Bablu Joshi
Bablu Joshi

Reputation: 389

Whats does “extended grapheme clusters are canonically equivalent” means in terms of Swift String?

https://docs.swift.org/swift-book/LanguageGuide/StringsAndCharacters.html says:

Two String values (or two Character values) are considered equal if their extended grapheme clusters are canonically equivalent. Extended grapheme clusters are canonically equivalent if they have the same linguistic meaning and appearance, even if they’re composed from different Unicode scalars behind the scenes.

What is meant by extended grapheme cluster ?

Upvotes: 0

Views: 787

Answers (1)

MANIAK_dobrii
MANIAK_dobrii

Reputation: 6032

As it is mentioned in the document you're referencing:

An extended grapheme cluster is a sequence of one or more Unicode scalars that (when combined) produce a single human-readable character.

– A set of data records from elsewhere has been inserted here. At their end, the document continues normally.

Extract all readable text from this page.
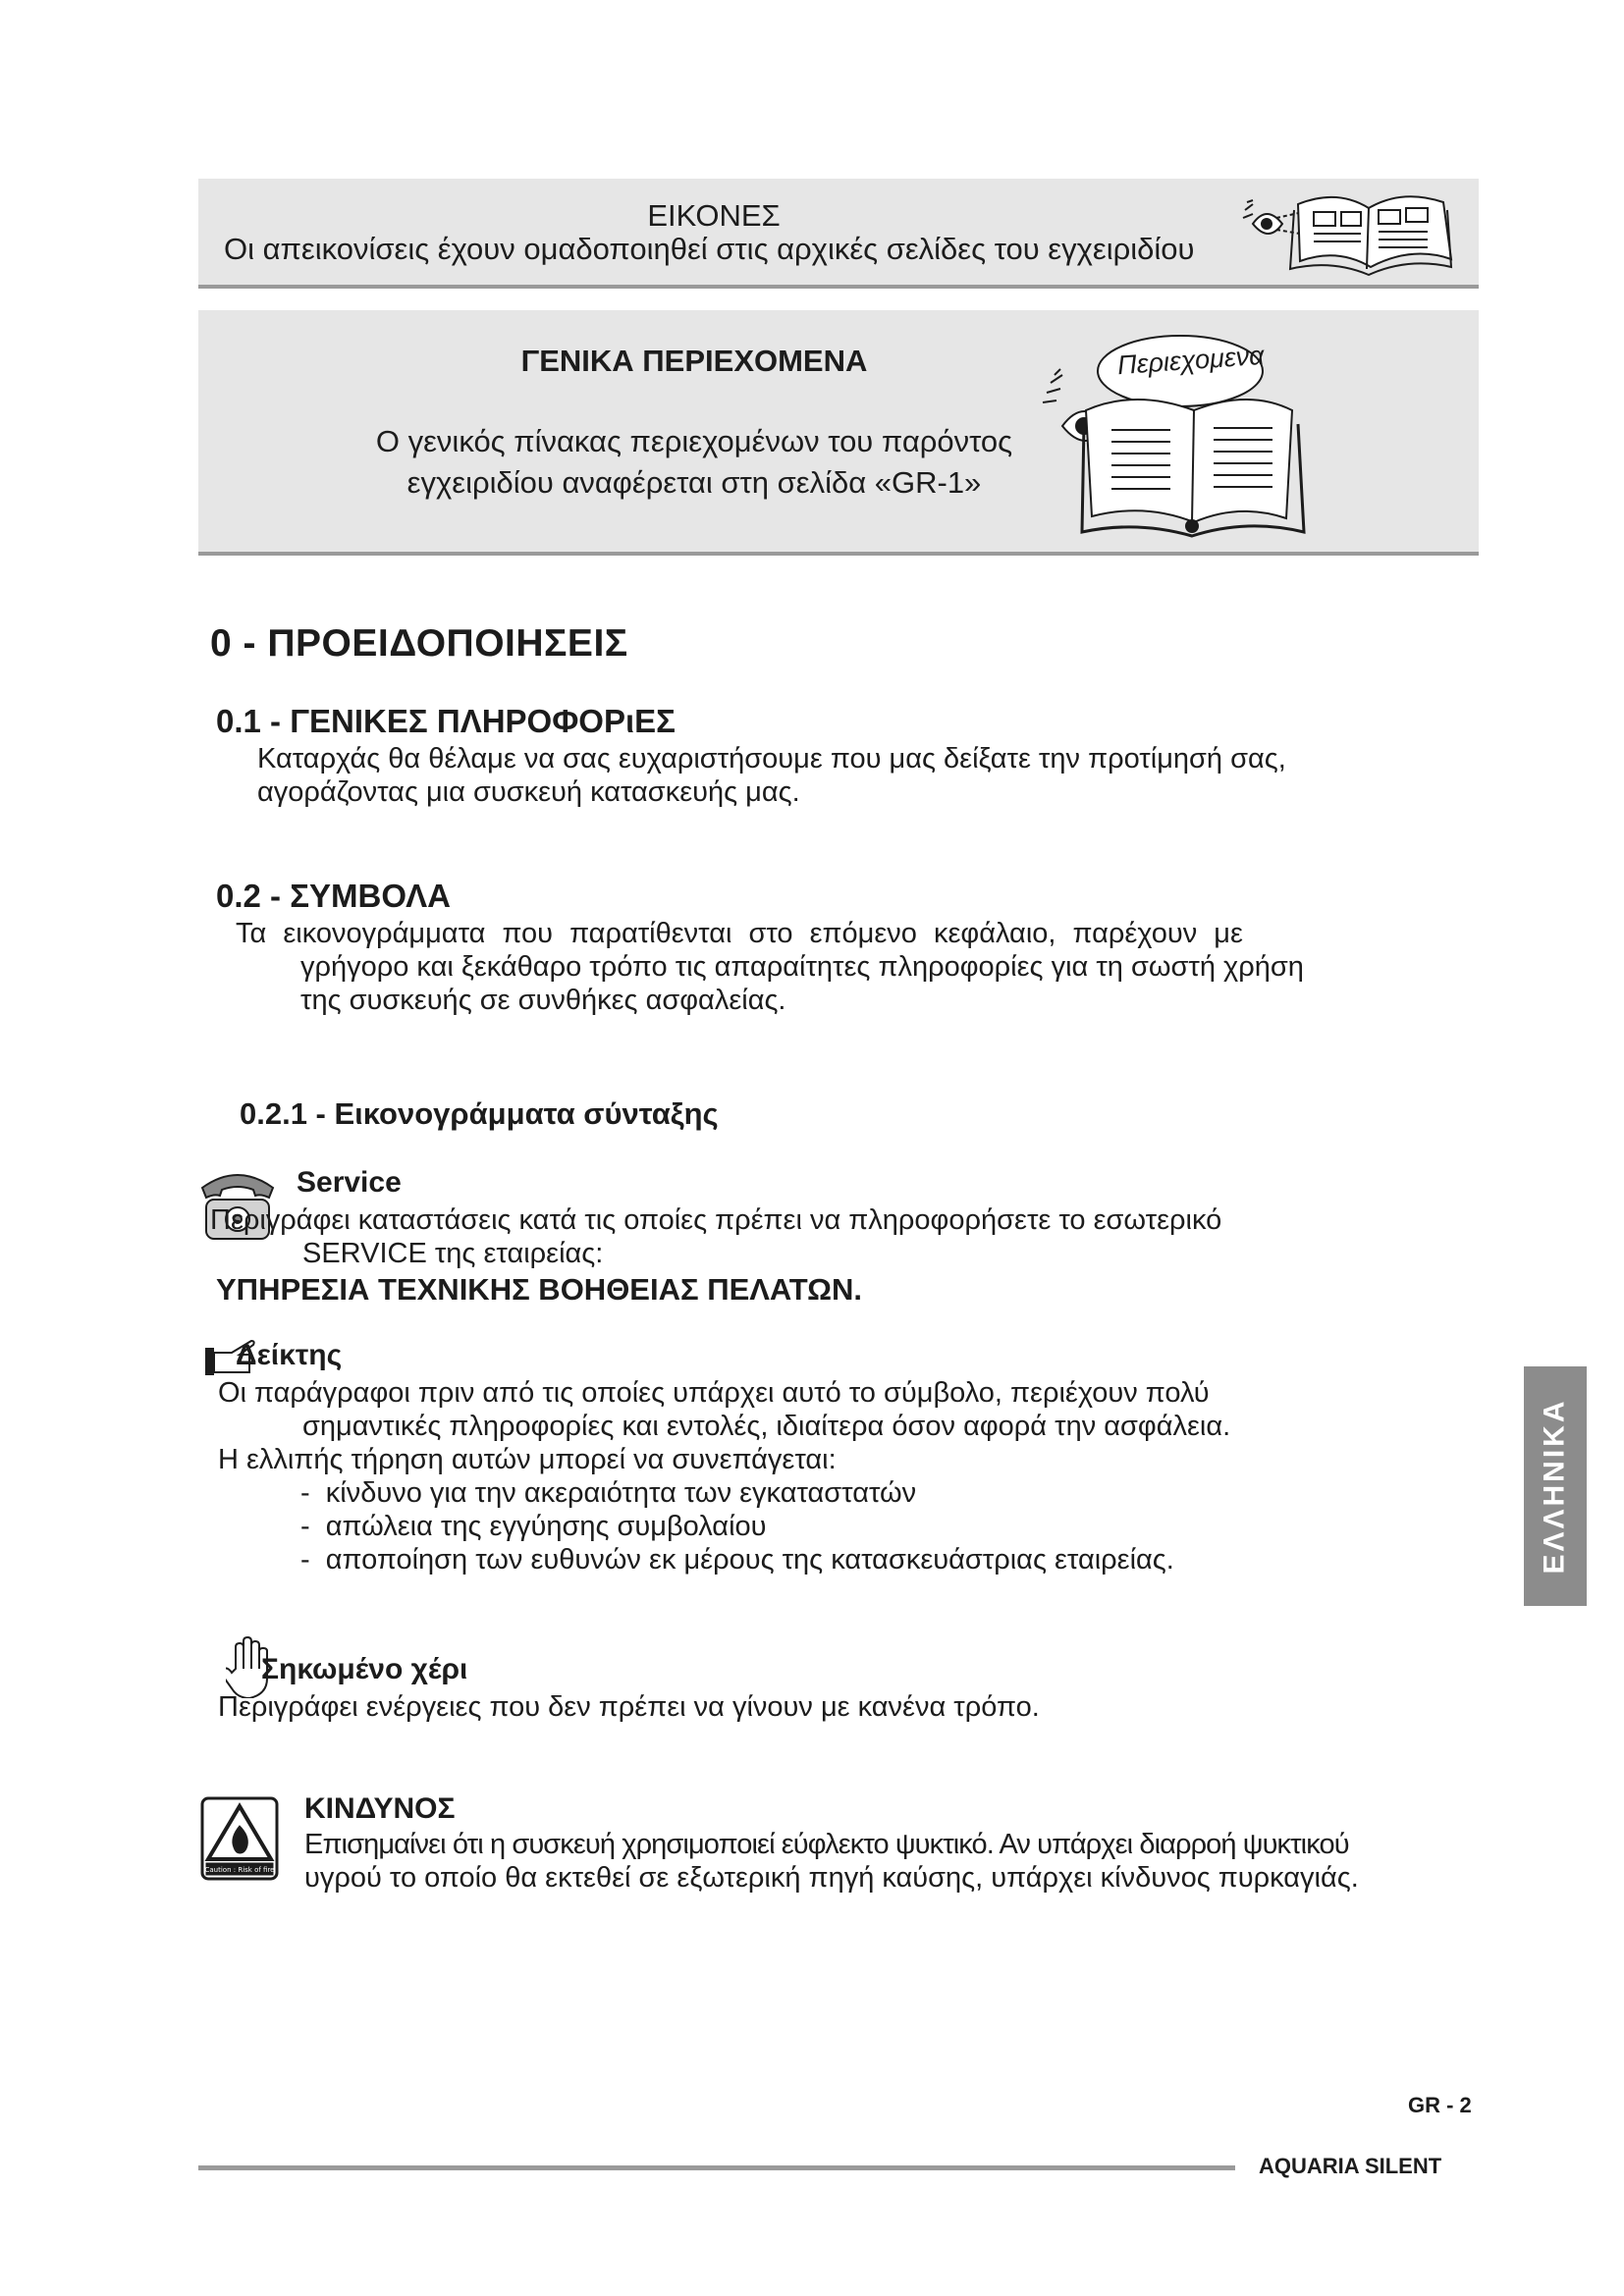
ΕΙΚΟΝΕΣ
Οι απεικονίσεις έχουν ομαδοποιηθεί στις αρχικές σελίδες του εγχειριδίου
ΓΕΝΙΚΑ ΠΕΡΙΕΧΟΜΕΝΑ
Ο γενικός πίνακας περιεχομένων του παρόντος
εγχειριδίου αναφέρεται στη σελίδα «GR-1»
Περιεχομενα
0 - ΠΡΟΕΙΔΟΠΟΙΗΣΕΙΣ
0.1 - ΓΕΝΙΚΕΣ ΠΛΗΡΟΦΟΡιΕΣ
Καταρχάς θα θέλαμε να σας ευχαριστήσουμε που μας δείξατε την προτίμησή σας,
αγοράζοντας μια συσκευή κατασκευής μας.
0.2 - ΣΥΜΒΟΛΑ
Τα εικονογράμματα που παρατίθενται στο επόμενο κεφάλαιο, παρέχουν με
γρήγορο και ξεκάθαρο τρόπο τις απαραίτητες πληροφορίες για τη σωστή χρήση
της συσκευής σε συνθήκες ασφαλείας.
0.2.1 - Εικονογράμματα σύνταξης
Service
Περιγράφει καταστάσεις κατά τις οποίες πρέπει να πληροφορήσετε το εσωτερικό
SERVICE της εταιρείας:
ΥΠΗΡΕΣΙΑ ΤΕΧΝΙΚΗΣ ΒΟΗΘΕΙΑΣ ΠΕΛΑΤΩΝ.
Δείκτης
Οι παράγραφοι πριν από τις οποίες υπάρχει αυτό το σύμβολο, περιέχουν πολύ
σημαντικές πληροφορίες και εντολές, ιδιαίτερα όσον αφορά την ασφάλεια.
Η ελλιπής τήρηση αυτών μπορεί να συνεπάγεται:
-  κίνδυνο για την ακεραιότητα των εγκαταστατών
-  απώλεια της εγγύησης συμβολαίου
-  αποποίηση των ευθυνών εκ μέρους της κατασκευάστριας εταιρείας.
Σηκωμένο χέρι
Περιγράφει ενέργειες που δεν πρέπει να γίνουν με κανένα τρόπο.
Caution : Risk of fire
ΚΙΝΔΥΝΟΣ
Επισημαίνει ότι η συσκευή χρησιμοποιεί εύφλεκτο ψυκτικό. Αν υπάρχει διαρροή ψυκτικού
υγρού το οποίο θα εκτεθεί σε εξωτερική πηγή καύσης, υπάρχει κίνδυνος πυρκαγιάς.
ΕΛΛΗΝΙΚΑ
GR - 2
AQUARIA SILENT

That is, an extended grapheme cluster is a single "visible character", usually, the cursor jumps around it in a text editor.

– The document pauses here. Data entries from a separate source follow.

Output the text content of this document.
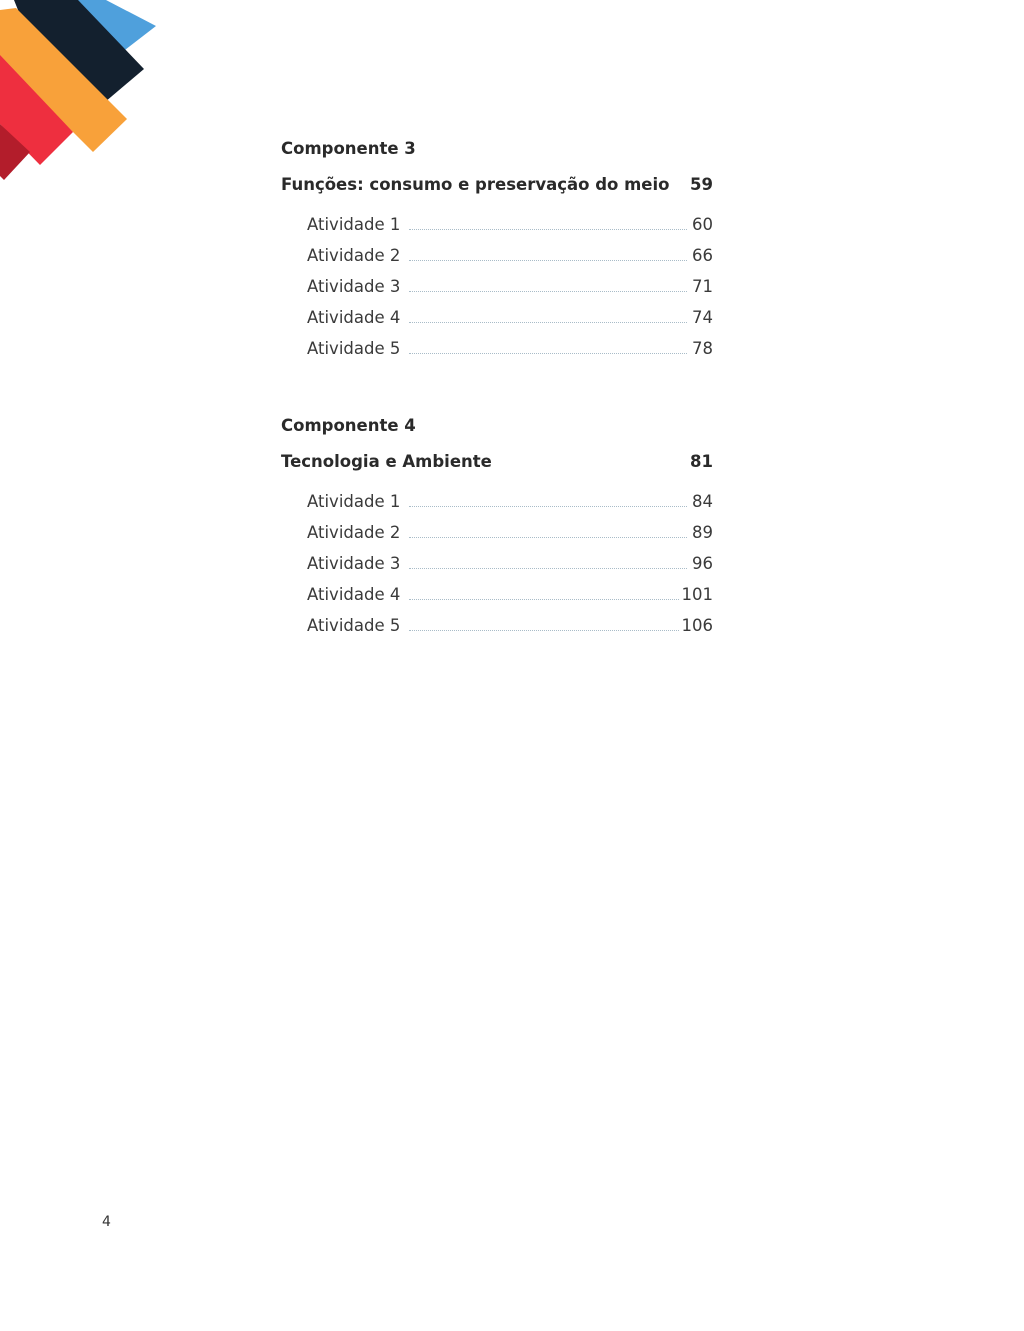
Componente 3
Funções: consumo e preservação do meio 59
Atividade 1	60
Atividade 2	66
Atividade 3	71
Atividade 4	74
Atividade 5	78
Componente 4
Tecnologia e Ambiente	81
Atividade 1	84
Atividade 2	89
Atividade 3	96
Atividade 4	101
Atividade 5	106
4
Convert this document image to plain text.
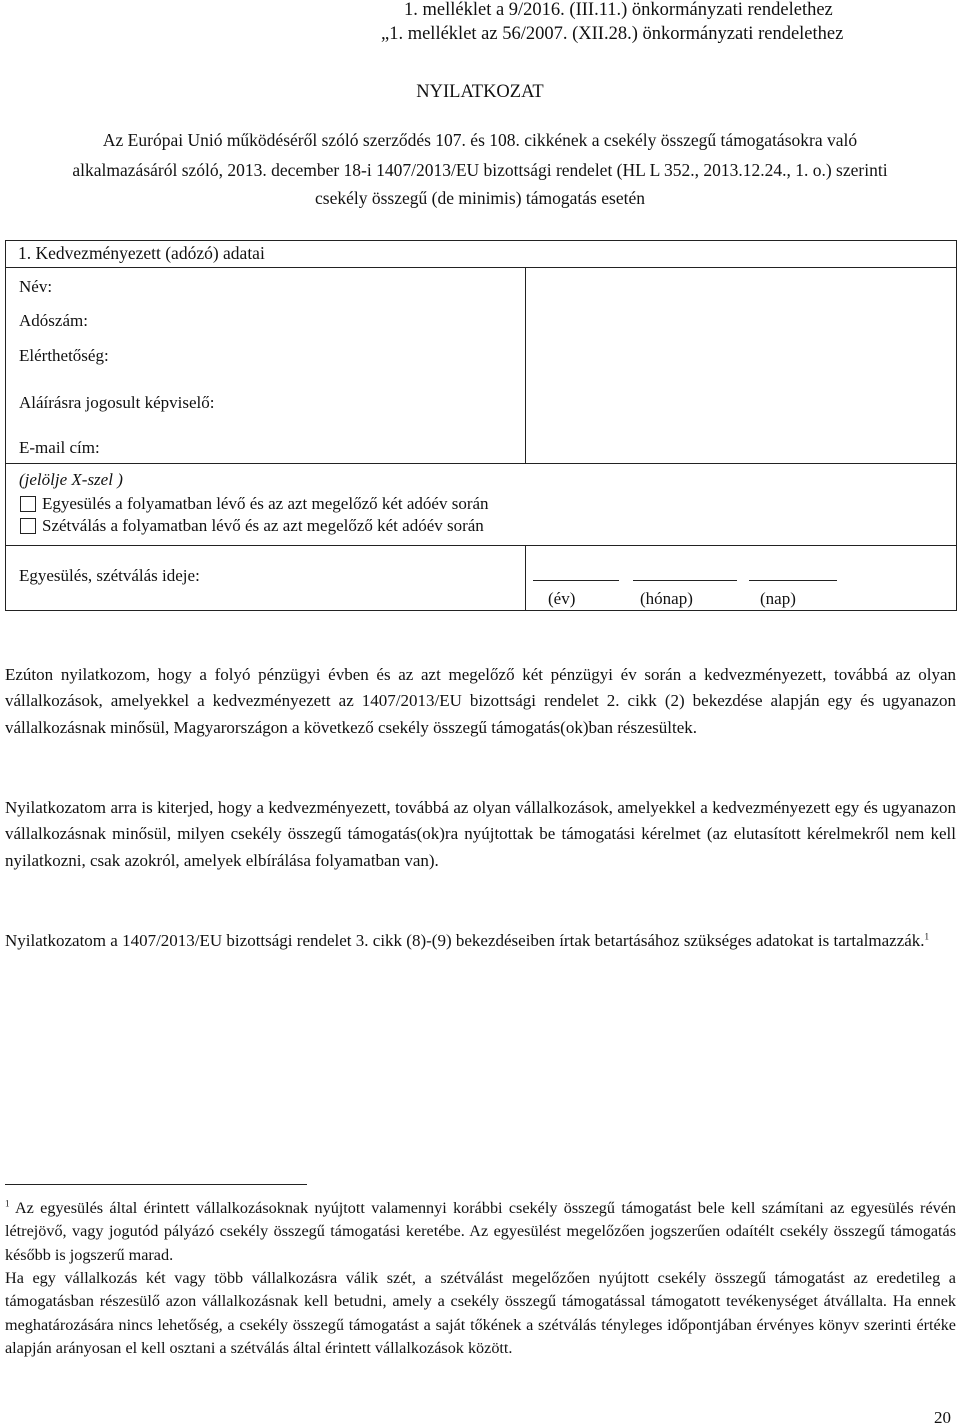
1. melléklet a 9/2016. (III.11.) önkormányzati rendelethez
„1. melléklet az 56/2007. (XII.28.) önkormányzati rendelethez
NYILATKOZAT
Az Európai Unió működéséről szóló szerződés 107. és 108. cikkének a csekély összegű támogatásokra való
alkalmazásáról szóló, 2013. december 18-i 1407/2013/EU bizottsági rendelet (HL L 352., 2013.12.24., 1. o.) szerinti
csekély összegű (de minimis) támogatás esetén
1. Kedvezményezett (adózó) adatai
Név:
Adószám:
Elérthetőség:
Aláírásra jogosult képviselő:
E-mail cím:
(jelölje X-szel )
Egyesülés a folyamatban lévő és az azt megelőző két adóév során
Szétválás a folyamatban lévő és az azt megelőző két adóév során
Egyesülés, szétválás ideje:
(év)	(hónap)	(nap)

Ezúton nyilatkozom, hogy a folyó pénzügyi évben és az azt megelőző két pénzügyi év során a kedvezményezett, továbbá az olyan vállalkozások, amelyekkel a kedvezményezett az 1407/2013/EU bizottsági rendelet 2. cikk (2) bekezdése alapján egy és ugyanazon vállalkozásnak minősül, Magyarországon a következő csekély összegű támogatás(ok)ban részesültek.

Nyilatkozatom arra is kiterjed, hogy a kedvezményezett, továbbá az olyan vállalkozások, amelyekkel a kedvezményezett egy és ugyanazon vállalkozásnak minősül, milyen csekély összegű támogatás(ok)ra nyújtottak be támogatási kérelmet (az elutasított kérelmekről nem kell nyilatkozni, csak azokról, amelyek elbírálása folyamatban van).

Nyilatkozatom a 1407/2013/EU bizottsági rendelet 3. cikk (8)-(9) bekezdéseiben írtak betartásához szükséges adatokat is tartalmazzák.$^1$

$^1$ Az egyesülés által érintett vállalkozásoknak nyújtott valamennyi korábbi csekély összegű támogatást bele kell számítani az egyesülés révén létrejövő, vagy jogutód pályázó csekély összegű támogatási keretébe. Az egyesülést megelőzően jogszerűen odaítélt csekély összegű támogatás később is jogszerű marad.

Ha egy vállalkozás két vagy több vállalkozásra válik szét, a szétválást megelőzően nyújtott csekély összegű támogatást az eredetileg a támogatásban részesülő azon vállalkozásnak kell betudni, amely a csekély összegű támogatással támogatott tevékenységet átvállalta. Ha ennek meghatározására nincs lehetőség, a csekély összegű támogatást a saját tőkének a szétválás tényleges időpontjában érvényes könyv szerinti értéke alapján arányosan el kell osztani a szétválás által érintett vállalkozások között.

20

For example, ё and ё both look identical, each of those is an extended grapheme cluster, but the first one is produced by a single Unicode scalar (or code point), while the second one by two:

  • ё = [ё CYRILLIC SMALL LETTER IO]
  • ё = [е CYRILLIC SMALL LETTER IE, "̈ COMBINING DIAERESIS]

ё and ё are canonically equivalent, so, even though they are produced from different sequences of Unicode code points, they are considered equal (as opposed to, for example, -[NSString isEqualToString:] that compares exact UTF-16 code units):

let e1 = "ё"
let e2 = "ё"

e1.unicodeScalars.count // 1
e2.unicodeScalars.count // 2
e1 == e2 // true, because Swift String uses canonical equivalence
(e1 as NSString).isEqual(to: e2) // false, because NSString compares UTF-16 code units

To be precise, "extended grapheme cluster" is one of the text segmentation algorithms from the Unicode standard. Unencoded Unicode text is a sequence of Unicode code points. Text segmentation algorithm analyzes this sequence and identifies the boundaries of the "visible characters" (that are also called "extended grapheme clusters").

If you're interested in details, a good place to start is Glossary of Unicode Terms.